Even later trekt het concert van Biosphere, de Noorse Geir Jenssen, een afgeladen volle Lutherse Kerk. Bij een ambient field recordings concert had ik gelijk associaties met Rautavaara of musique concrète, maar als TodaysArt mij deze dag iets leerde is het wel alle verwachtingen af te zweren. Misschien is dat wat festivaldirecteur Olof van Winden bedoelde met een open vizier houden. De bronstige, norse elektronica rolt uit de speakers de kerk door en vult de ruimte. In hun monotone gelaagdheid is dit misschien nog wel het meest muzikale van de dag. Vooral de korte incidenten van pianoakkoorden zijn zeer welkom. Hoewel ze in hun gedempte hoedanigheid slechts schetsmatig blijven , tussen de rest van het klankgeweld klinken deze intermezzo’s etherischer dan ooit. Na enige tijd zorgen de rollende tonen voor een meditatieve staat. Om mij heen lijkt men dit te verwarren met slaap, gezien de vele hangende hoofden. Het is duidelijk dat de nacht vordert, want enkele bezoekers lijken een ondoordringbare muur van alcohol of andere middelen te hebben opgeworpen. Dat leidt tot egocentrisme waar de ervaring onder leidt. Het wordt duidelijk tijd een eind te maken aan mijn bezoek.

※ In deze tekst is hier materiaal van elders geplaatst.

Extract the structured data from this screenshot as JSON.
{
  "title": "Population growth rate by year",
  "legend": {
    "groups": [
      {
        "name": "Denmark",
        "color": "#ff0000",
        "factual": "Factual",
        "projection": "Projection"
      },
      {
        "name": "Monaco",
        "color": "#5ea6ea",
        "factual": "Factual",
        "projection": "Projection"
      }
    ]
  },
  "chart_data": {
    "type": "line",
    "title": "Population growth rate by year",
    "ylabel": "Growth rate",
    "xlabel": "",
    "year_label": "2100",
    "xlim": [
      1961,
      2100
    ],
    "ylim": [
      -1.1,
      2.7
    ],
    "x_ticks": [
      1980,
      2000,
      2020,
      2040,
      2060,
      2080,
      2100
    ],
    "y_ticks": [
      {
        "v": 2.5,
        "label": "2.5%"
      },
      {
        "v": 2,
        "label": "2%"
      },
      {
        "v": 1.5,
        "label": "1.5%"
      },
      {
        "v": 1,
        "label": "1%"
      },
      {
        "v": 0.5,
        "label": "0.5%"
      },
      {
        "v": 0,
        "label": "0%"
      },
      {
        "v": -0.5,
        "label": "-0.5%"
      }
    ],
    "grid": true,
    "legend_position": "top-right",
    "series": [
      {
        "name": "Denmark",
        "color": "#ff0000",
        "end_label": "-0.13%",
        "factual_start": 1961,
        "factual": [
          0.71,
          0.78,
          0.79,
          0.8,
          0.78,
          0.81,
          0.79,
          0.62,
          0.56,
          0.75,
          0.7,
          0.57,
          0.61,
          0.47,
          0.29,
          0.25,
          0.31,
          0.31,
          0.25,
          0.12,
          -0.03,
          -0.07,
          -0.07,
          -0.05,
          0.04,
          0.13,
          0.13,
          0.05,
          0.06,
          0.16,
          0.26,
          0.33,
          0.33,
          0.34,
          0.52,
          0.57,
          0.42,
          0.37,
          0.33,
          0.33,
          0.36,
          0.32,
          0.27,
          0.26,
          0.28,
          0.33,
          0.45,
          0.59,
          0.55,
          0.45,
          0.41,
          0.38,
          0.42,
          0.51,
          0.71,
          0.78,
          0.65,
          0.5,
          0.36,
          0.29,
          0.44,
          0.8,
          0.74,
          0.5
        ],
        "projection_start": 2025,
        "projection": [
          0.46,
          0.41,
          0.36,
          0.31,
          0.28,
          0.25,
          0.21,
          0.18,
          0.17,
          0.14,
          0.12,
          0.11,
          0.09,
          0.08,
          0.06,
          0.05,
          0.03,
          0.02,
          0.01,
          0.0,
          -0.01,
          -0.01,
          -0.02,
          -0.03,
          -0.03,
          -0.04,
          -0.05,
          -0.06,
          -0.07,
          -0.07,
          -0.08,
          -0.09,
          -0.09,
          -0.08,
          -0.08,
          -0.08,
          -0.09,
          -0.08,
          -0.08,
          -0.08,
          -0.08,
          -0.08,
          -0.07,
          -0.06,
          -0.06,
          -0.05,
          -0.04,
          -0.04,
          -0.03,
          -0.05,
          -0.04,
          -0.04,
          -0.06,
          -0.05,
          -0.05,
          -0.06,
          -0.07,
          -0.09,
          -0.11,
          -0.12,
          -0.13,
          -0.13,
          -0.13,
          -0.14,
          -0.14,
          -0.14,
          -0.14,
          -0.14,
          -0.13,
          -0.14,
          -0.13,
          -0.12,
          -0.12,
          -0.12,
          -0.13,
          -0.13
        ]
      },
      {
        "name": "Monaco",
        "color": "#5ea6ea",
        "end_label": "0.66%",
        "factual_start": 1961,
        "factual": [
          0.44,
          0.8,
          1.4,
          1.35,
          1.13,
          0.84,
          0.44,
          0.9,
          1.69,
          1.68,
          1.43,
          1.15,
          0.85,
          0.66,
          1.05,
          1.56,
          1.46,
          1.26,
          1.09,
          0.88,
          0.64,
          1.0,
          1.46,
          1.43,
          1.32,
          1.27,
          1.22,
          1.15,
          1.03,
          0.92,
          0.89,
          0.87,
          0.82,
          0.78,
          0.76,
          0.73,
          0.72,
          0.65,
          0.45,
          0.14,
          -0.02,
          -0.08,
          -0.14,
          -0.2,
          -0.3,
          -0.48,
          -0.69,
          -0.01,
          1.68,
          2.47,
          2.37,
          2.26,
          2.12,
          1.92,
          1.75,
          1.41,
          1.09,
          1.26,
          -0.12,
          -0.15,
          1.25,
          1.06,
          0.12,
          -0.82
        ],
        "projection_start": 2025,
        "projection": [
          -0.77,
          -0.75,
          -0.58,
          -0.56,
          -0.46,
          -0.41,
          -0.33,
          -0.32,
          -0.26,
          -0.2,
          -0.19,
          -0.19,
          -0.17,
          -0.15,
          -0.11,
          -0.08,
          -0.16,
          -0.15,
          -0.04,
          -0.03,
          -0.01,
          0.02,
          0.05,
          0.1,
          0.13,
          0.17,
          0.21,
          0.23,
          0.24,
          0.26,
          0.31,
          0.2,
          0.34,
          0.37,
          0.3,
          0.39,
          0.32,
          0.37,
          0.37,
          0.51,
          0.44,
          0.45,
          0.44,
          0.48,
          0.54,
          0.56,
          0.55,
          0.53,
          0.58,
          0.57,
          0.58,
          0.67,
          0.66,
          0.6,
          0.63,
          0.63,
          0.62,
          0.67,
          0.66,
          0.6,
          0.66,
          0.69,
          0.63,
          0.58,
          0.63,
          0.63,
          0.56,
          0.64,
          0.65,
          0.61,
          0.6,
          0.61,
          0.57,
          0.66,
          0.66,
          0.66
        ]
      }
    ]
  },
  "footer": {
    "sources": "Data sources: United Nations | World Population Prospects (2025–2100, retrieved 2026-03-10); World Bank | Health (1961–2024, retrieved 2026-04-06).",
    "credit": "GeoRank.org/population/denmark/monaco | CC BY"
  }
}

TodaysArt zal nog tot diep in de ochtend doorknallen met concerten, feesten en clubdeejays, maar dat is niet meer aan mij besteed. Waarschijnlijk zal na alle conceptuele vermoeienis daar conventionelere muziek een substantiële rol spelen. Voor mij was deze dag van onderdompeling meer beperkt tot experimentele uitwassen. Of Olof van Winden gelijk heeft dat TodaysArt de laboratoriumfase voorbij is, vraag ik me af. Het grote publiek zal voorlopig voor het gros van de acts waarschijnlijk nog niet warmlopen. Juist in de relatief veilige setting van het festival is het open vizier mogelijk. In de dagelijkse wereld zal de sociaal bepaalde reflex gemiddeld sterker zijn. TodaysArt geeft ruim voldoende mogelijkheden voor langdurige contemplatie in die wereld. Voor wie bereid is alle verwachtingen te laten varen, is TodaysArt en uitzonderlijke belevenis.